Cleveland spent $2.4 million to outfit nearly all of the city's 1,510 officers with Taser's Axon Flex body-worn cameras, and at least 200 officers in one of the city's high-crime neighborhoods are expected to begin wearing the devices by the end of the week, according to Det. Jennifer Ciaccia, a police spokeswoman.
"The cameras will provide accurate documentation of police/citizen encounters and assist with reporting, evidence collection and court testimony," the department said in a statement. "Body-worn cameras have been shown to reduce the number of complaints and use-of-force incidents in law enforcement."
The deployment of the cameras comes a little more than two months after Officer Timothy Loehmann shot and killed Tamir seconds after approaching the boy in his patrol car. Tamir was holding a toy gun.
Police union officials have said Loehmann, a rookie officer with a troubled past who had been dismissed from another police department before he was hired in Cleveland, believed the gun was real and did not realize Tamir was so young.
Ciaccia said that the department has been researching the use of body cameras since 2012 and that some officers began wearing them as part of a pilot program last summer.
Civil rights advocates, however, say they think the department sped up its decision to deploy the body cameras because of Tamir's death as well as a Department of Justice investigation that found Cleveland police routinely use excessive force.

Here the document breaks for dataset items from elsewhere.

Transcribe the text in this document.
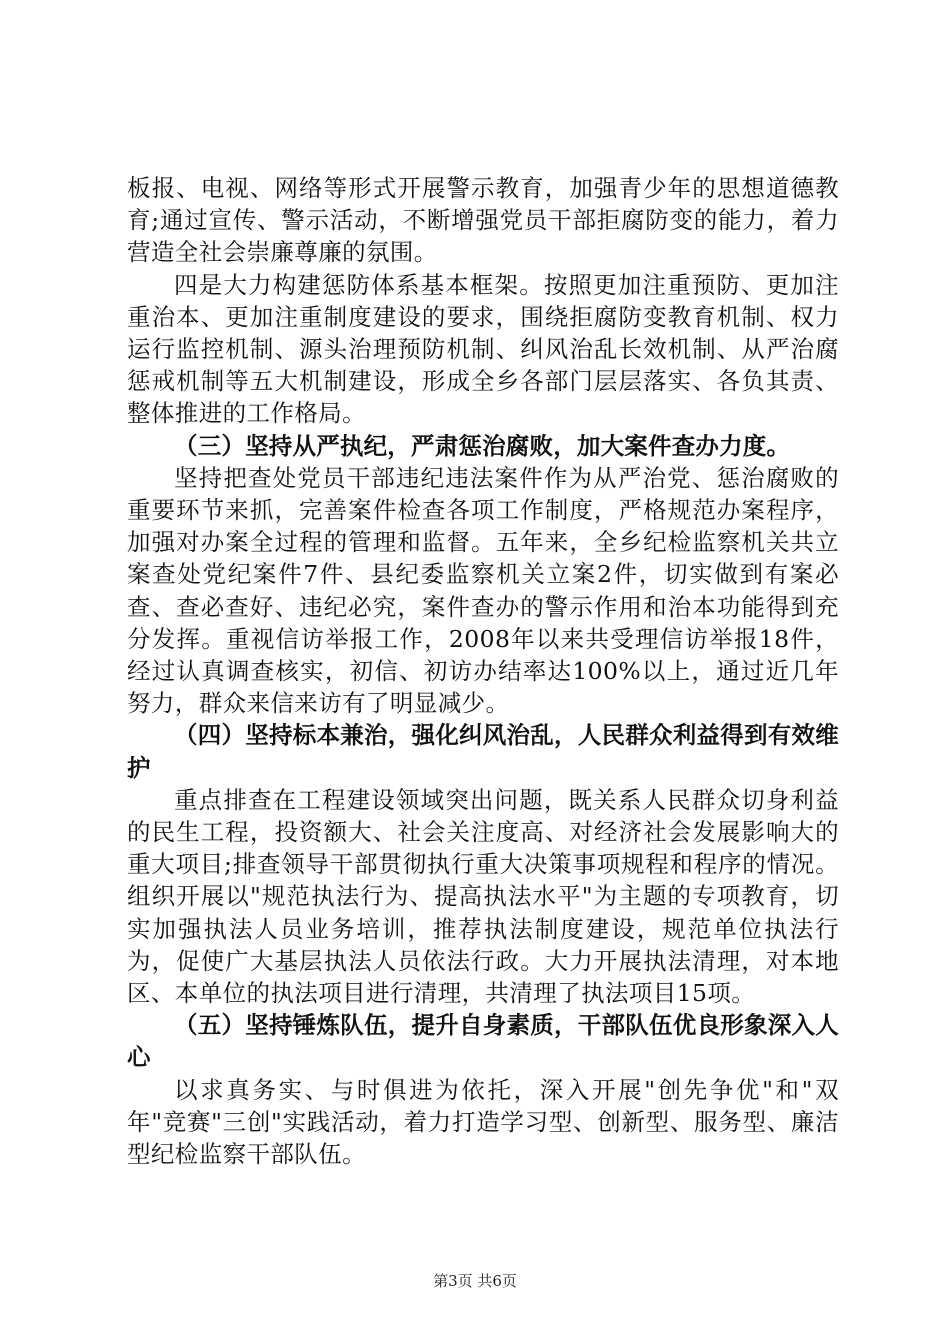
板报、电视、网络等形式开展警示教育，加强青少年的思想道德教育;通过宣传、警示活动，不断增强党员干部拒腐防变的能力，着力营造全社会崇廉尊廉的氛围。

四是大力构建惩防体系基本框架。按照更加注重预防、更加注重治本、更加注重制度建设的要求，围绕拒腐防变教育机制、权力运行监控机制、源头治理预防机制、纠风治乱长效机制、从严治腐惩戒机制等五大机制建设，形成全乡各部门层层落实、各负其责、整体推进的工作格局。

（三）坚持从严执纪，严肃惩治腐败，加大案件查办力度。

坚持把查处党员干部违纪违法案件作为从严治党、惩治腐败的重要环节来抓，完善案件检查各项工作制度，严格规范办案程序，加强对办案全过程的管理和监督。五年来，全乡纪检监察机关共立案查处党纪案件7件、县纪委监察机关立案2件，切实做到有案必查、查必查好、违纪必究，案件查办的警示作用和治本功能得到充分发挥。重视信访举报工作，2008年以来共受理信访举报18件，经过认真调查核实，初信、初访办结率达100%以上，通过近几年努力，群众来信来访有了明显减少。

（四）坚持标本兼治，强化纠风治乱，人民群众利益得到有效维护

重点排查在工程建设领域突出问题，既关系人民群众切身利益的民生工程，投资额大、社会关注度高、对经济社会发展影响大的重大项目;排查领导干部贯彻执行重大决策事项规程和程序的情况。组织开展以"规范执法行为、提高执法水平"为主题的专项教育，切实加强执法人员业务培训，推荐执法制度建设，规范单位执法行为，促使广大基层执法人员依法行政。大力开展执法清理，对本地区、本单位的执法项目进行清理，共清理了执法项目15项。

（五）坚持锤炼队伍，提升自身素质，干部队伍优良形象深入人心

以求真务实、与时俱进为依托，深入开展"创先争优"和"双年"竞赛"三创"实践活动，着力打造学习型、创新型、服务型、廉洁型纪检监察干部队伍。

第3页 共6页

"The ACLU has been getting complaints about the department since the beginning of time," said Chris Link, executive director of the American Civil Liberties Union of Ohio. "They've paid out millions of dollars in settlements to avoid the publicity of the courtroom, so cameras have always been on the list as one of the strategies."
Although Link welcomed the cameras as an accountability measure, she also questioned the department's decision to pay such a hefty price for them when budget shortfalls have limited the city's ability to purchase other needed police equipment.
The Police Department is in dire need of more computers in its precincts, according to Link, who said she had received complaints that as many as three dozen officers sometimes have to share one computer to file police reports.
She also said the department's communications systems are outdated and easily overwhelmed. Link pointed to reports suggesting that Loehmann, the officer who shot Tamir, was not informed of the boy's age or the fact that the person who placed a 911 call before the shooting told police the gun was likely a toy.
The cameras are to constantly record video of an officer's activities in 30-second loops, but are supposed to record longer sections of audio and video during police pursuits, vehicle stops and other interactions between officers and the public.
"The community is demanding cameras. Cameras are fine -- they're a tool -- but tools are only as good as the people that control them," Link said.
The recordings will be maintained on an evidence collection website managed by TASER and will be subject to open public records requests in Ohio, Ciaccia said. Officers will not be able to edit, delete or alter recordings once the footage is stored on the server, according to the department's policy on camera usage.
Officers, however, will have to manually switch between the two recording methods, Ciaccia said. Also, the cameras will not actually record "for storage purposes" unless the officer presses a button on the device.
Civil rights advocates have been critical of that feature in other cities where the TASER camera model is used, saying it gives officers too much power to pick and choose what will be recorded.
Other cities deploying cameras following police shootings include Ferguson, Mo., where police officers began wearing cameras after Officer Darren Wilson fatally shot Michael Brown in July.
Last year, the New York City Police Department also announced a pilot program that would see 60 officers begin wearing body cameras just months after the death of Eric Garner, although the NYPD camera policy was part of a larger settlement involving its controversial use of stop-and-frisk tactics.
And in December, Los Angeles Mayor Eric Garcetti announced plans to buy 7,000 body-worn cameras from TASER for LAPD officers to wear, making Los Angeles the first major U.S. city to use the devices on a large scale.